There are also several Fiberglas dinghies and a 15-foot canoe called Mirage.

Veins of Life Watershed Society founder John Roe, a waterway clean-up veteran, plans to attend the association’s meeting on Wednesday. Both the Oak Bay Community Association and the Victoria Yacht Club have indicated they are on board, Dahli said. “The yacht club has agreed to let us use their boat ramp to drag the junk out of the water and provide some volunteers to assist in cleaning the Oak Bay portion of the beach,” planned for May 13, he said Friday.

Roe said he has received permission from Oak Bay municipal staff to borrow equipment for the undertaking. Dahli said that clean-up date is not finalized.

NDP candidate Bryce Casavant, who is running for the provincial Oak Bay-Gordon Head seat on May 9, said blaming municipal leaders for the problem is unfair.

“Municipalities and taxpayers have voiced their concerns about derelict vessels loudly and clearly, but it is the provincial government that must show leadership to ensure that this environmental issue is dealt with, rather than trying to pass off derelict vessels as only within the purview of the federal government,” he said in a statement.

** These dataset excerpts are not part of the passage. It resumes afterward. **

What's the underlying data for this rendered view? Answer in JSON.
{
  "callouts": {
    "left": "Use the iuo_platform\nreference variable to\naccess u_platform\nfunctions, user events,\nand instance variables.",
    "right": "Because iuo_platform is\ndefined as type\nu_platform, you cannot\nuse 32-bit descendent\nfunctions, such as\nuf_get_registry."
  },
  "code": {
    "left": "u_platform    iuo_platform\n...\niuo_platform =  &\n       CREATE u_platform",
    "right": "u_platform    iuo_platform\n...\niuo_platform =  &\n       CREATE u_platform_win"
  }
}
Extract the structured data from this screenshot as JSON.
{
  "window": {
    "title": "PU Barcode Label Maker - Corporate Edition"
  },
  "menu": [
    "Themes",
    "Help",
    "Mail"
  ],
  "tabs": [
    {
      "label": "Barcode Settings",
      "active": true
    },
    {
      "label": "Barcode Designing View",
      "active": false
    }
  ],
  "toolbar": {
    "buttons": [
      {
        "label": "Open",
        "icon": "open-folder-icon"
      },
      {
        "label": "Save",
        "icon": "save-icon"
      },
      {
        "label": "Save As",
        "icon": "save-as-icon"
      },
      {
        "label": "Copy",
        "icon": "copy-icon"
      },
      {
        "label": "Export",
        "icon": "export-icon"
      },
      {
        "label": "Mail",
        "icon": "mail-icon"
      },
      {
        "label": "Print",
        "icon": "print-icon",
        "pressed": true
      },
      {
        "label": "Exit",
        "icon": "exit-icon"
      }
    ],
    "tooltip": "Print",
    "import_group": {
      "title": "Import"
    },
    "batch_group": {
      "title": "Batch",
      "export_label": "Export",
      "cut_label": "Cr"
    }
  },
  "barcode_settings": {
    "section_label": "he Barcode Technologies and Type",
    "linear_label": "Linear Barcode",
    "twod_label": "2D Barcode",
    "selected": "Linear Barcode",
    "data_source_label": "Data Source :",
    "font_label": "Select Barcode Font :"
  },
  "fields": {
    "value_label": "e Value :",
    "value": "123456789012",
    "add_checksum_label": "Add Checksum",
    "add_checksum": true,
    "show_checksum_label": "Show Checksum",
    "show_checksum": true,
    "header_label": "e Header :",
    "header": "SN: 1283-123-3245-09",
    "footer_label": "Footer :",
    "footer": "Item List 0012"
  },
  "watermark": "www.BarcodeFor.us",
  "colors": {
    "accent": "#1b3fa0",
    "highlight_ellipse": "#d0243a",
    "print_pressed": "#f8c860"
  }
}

Green MLA Andrew Weaver has said that Oak Bay has missed the boat on the issue, but he has also pressed B.C. Minister of Natural Resource Operations Steve Thomson to do something. Oak Bay should follow the Saanich lead and seek cost-sharing with the province, Weaver has said.

A Feb. 20 email from Thomsonsays that he supports having ministry staff arrange to meet with Oak Bay staff early in the new fiscal year, which starts April 1, “to jointly evaluate the situation and to prepare a cost estimate and priority ranking for removal of the various vessels.

“This will form part of a plan of action in the event that operational funding becomes available and in anticipation of the federal funding that was recently announced as part of Canada’s Oceans Strategy,” Thomson wrote.

Dahli is concerned that the province will just look at the issue, not necessarily take action. “I’m hoping we can shortcut all the bureaucracy and if necessary we’re getting a work party down there and do it. And we’re going to invite politicians of all stripes to work with us.”

Carole Witter, president of the West Bay Residents Association in Esquimalt, cautioned that some of the wrecks were likely “the last stop before homelessness” for some people who once lived in them. Co-owner of Hidden Harbour Marina on West Bay, Witter said that in many cases, the boats were likely given to people with nowhere else to live and did not have motors. “They’re just a shelter, not really a boat.”


Wreck inventory could help unlock federal money


The founder of the Veins of Life Watershed Society is seeking public help to inventory the number and location of derelict boats that have plagued capital region shorelines for decades.

John Roe says he’s working with his partners to get the vessels carted away “once and for all,” but wants to collect information including detailed locations and descriptions by April 1 to access any money earmarked for the issue in the federal budget this month.

Roe estimates as many as 50 derelicts have washed up on beaches in the region, including the Gulf Islands. He says federal and provincial governments have “downloaded” the problem to municipalities, but he still favours the hands-on approach that helped him clean up the once-polluted Gorge Waterway.

Veins disbanded in 2008, but now it’s back — “doing what we do best, cleaning up everyone’s crap and empowering the community,” he said in an email to the Times Colonist.

“No promises made or given, but if we don’t get our act together here in the Islands Trust and the CRD, this problem will continue to grow.”

If you want to help inventory derelicts, here is what’s needed:

• photos of the vessel, including the inside if possible

• photos of damage that makes the boat hard to float

• measurements of length, width and depth

• GPS location as exactly as possible

• identification of any kind, such as engine serial numbers, hull serial numbers, painted-over names and 14K number or contact information.

• notation of anything that seems hazardous, such as paints or oils. Fuel tanks should be tapped to see if they sound full or empty.